Sketching a set of complex numbers and deducing the value of $|z +1 - i|$ for such numbers

Question

The point $P$ represents the complex number $z$.

a) Given that $\arg(\frac{z-2i}{z+2}) = \frac{\pi}{2}$ , sketch the locus of $P$.

Ok so I've sketched this and this is what it looks like :

b) Deduce the value of $|z + 1 - i|$

From my understanding $|z + 1 - i|$ represents the distance between any point on the locus and the point $(-1,i)$ (the dot in the diagram). I wasn't sure how to work this out because I thought the answer would vary as it's any point on the locus to that point.

The answer says it's $\sqrt{2}$.

I don't understand this. Can someone explain to me what the meaning of this is?

Answer 1

You can't get the second part because the first part is incorrect. The locus of $P$ is the circle with the points $2i$, $-2$ lying on its diameter. This is a consequence of the fact that a triangle inscribed into a circle and having one of its sides as a diameter is a right triangle.
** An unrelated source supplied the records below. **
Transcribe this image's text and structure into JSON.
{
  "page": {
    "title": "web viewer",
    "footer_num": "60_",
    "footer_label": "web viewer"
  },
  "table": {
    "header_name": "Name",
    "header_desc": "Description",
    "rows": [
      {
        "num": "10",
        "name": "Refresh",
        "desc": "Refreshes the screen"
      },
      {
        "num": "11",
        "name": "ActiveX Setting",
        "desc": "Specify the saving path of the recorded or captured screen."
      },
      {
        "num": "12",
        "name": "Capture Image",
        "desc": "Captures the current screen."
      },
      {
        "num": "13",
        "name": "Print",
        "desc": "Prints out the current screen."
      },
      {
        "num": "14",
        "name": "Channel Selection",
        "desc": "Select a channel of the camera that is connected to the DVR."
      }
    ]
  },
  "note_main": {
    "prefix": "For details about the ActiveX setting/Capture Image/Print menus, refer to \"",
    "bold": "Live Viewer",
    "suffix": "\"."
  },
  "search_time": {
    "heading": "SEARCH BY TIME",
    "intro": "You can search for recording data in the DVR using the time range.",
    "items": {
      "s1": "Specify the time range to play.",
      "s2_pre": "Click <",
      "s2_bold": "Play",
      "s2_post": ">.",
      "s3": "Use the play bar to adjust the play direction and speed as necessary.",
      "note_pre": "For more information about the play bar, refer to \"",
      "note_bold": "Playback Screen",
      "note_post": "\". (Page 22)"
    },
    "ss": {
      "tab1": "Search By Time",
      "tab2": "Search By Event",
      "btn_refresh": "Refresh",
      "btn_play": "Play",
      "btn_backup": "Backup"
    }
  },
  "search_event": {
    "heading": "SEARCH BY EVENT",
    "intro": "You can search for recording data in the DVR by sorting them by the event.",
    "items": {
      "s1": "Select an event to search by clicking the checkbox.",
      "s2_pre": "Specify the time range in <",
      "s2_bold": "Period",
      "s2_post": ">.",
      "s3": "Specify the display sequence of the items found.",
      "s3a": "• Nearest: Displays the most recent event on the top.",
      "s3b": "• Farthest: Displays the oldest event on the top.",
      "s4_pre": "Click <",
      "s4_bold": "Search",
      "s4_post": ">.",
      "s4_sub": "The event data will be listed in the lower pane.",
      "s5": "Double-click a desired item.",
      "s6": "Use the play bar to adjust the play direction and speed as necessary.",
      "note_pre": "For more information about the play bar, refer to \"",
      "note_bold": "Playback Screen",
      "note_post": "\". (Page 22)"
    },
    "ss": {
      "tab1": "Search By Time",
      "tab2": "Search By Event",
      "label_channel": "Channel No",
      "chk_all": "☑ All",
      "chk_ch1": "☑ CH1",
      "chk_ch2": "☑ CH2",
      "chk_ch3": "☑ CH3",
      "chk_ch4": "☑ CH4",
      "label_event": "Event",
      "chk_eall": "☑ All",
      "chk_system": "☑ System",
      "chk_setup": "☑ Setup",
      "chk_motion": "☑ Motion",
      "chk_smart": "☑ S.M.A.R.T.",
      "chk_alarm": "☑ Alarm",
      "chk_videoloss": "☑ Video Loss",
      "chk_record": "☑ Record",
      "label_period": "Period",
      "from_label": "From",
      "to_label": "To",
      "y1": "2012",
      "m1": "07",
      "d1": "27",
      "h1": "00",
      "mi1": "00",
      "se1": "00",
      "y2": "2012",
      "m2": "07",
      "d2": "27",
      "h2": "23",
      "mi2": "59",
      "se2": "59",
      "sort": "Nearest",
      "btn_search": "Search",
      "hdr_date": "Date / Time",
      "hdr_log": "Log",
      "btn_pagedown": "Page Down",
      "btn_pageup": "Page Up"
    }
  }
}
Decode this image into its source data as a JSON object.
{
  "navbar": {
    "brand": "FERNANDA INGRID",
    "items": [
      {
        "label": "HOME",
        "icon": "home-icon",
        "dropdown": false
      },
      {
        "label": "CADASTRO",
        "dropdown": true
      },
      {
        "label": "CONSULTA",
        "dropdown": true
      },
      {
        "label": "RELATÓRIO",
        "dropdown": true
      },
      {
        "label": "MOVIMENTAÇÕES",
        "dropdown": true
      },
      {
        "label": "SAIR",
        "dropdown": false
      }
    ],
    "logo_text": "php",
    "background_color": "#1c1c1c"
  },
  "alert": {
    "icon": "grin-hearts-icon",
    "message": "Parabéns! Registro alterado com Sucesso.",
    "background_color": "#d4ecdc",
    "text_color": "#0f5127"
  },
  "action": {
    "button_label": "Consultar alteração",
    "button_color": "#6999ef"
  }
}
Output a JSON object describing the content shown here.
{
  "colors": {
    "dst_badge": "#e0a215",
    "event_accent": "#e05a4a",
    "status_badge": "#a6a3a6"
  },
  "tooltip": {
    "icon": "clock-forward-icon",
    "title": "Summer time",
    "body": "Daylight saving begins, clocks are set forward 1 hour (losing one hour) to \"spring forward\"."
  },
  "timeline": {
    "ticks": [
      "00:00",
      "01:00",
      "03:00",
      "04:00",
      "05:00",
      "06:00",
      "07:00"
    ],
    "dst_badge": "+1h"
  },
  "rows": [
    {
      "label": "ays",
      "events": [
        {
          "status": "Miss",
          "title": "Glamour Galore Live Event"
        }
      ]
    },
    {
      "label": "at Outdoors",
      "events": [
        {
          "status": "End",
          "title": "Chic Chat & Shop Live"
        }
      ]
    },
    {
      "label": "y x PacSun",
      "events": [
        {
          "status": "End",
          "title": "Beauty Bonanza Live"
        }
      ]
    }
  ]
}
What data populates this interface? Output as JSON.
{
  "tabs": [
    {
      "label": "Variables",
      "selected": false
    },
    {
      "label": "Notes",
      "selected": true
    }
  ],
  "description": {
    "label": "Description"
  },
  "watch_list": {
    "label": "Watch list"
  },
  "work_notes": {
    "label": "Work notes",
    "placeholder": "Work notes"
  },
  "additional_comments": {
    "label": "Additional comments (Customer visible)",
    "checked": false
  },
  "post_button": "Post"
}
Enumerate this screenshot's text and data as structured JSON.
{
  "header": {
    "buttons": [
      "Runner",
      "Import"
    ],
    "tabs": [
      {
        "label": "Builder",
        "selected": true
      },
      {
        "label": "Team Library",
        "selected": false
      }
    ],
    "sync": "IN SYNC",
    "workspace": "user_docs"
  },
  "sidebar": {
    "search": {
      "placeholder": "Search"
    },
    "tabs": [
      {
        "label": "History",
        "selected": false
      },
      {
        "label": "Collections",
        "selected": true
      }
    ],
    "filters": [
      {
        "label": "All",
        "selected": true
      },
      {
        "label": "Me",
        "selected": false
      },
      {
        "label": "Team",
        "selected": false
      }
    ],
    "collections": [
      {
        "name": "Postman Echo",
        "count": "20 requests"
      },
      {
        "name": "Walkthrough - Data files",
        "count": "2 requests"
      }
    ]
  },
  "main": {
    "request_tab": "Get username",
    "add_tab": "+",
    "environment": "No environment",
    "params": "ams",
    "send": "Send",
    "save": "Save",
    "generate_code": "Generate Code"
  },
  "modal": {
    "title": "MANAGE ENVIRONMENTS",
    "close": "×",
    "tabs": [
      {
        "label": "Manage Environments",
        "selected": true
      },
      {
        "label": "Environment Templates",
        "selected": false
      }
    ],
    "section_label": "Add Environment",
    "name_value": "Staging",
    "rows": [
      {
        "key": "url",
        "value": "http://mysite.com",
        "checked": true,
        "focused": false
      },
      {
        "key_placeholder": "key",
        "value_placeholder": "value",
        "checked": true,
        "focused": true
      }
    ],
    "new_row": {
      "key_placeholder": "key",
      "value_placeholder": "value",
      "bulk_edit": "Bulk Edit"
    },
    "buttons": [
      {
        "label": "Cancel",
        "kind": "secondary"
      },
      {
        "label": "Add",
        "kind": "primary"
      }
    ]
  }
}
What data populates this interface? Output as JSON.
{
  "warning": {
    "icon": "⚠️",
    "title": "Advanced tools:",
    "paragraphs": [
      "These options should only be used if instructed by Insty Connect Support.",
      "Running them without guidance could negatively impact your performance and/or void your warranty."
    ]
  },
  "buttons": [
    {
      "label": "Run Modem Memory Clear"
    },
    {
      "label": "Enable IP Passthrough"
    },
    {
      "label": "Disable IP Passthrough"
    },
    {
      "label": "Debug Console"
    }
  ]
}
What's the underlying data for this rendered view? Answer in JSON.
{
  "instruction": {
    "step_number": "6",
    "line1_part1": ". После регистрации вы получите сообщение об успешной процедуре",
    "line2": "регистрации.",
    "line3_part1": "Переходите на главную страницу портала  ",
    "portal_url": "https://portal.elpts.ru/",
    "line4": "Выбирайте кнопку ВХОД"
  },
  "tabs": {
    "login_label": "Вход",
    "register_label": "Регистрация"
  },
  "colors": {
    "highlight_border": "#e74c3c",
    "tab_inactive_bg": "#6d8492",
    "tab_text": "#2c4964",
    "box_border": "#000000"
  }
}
Once you have the correct circle in (1), the conclusion in (2) flows naturally.

Answer 2

Some ideas:

Well, we know that $\;\arg z=\frac\pi2\iff \text{Re}\,z=0\;,\;\;\text{Im}\,z>0\;$ (principal values of arctangent, of course) , so putting$\;z=x+iy\;,\;x,y\in\Bbb R\;$:

$$\frac{z-2i}{z+2}\frac{\overline z+2}{\overline z+2}=\frac{|z|^2+2z-2i\overline z-4i}{|z+2|^2}=\frac{x^2+y^2+2x+2yi-2y-2xi-4i}{(x+2)^2+y^2}=$$

$$=\frac{(x+1)^2+(y-1)^2-2-2(x-y+2)i}{(x+2)^2+y^2}\implies$$

$$\begin{cases}(x+1)^2+(y-1)^2=2\\{}\\x-y+2<0\end{cases}\;,\;\;x\neq-2\;\;or\;\;y\neq 0$$

From the above I see a circle centered at $\;(-1,1)\sim-1+i\;$ and with radius $\;\sqrt2\;$ , and s.t. the point is above the line $\;y=x+2\;$, whose intersection points on the two axis are antipode points of the circle (i.e., straight line segment joining these two points is a diameter of the circle)...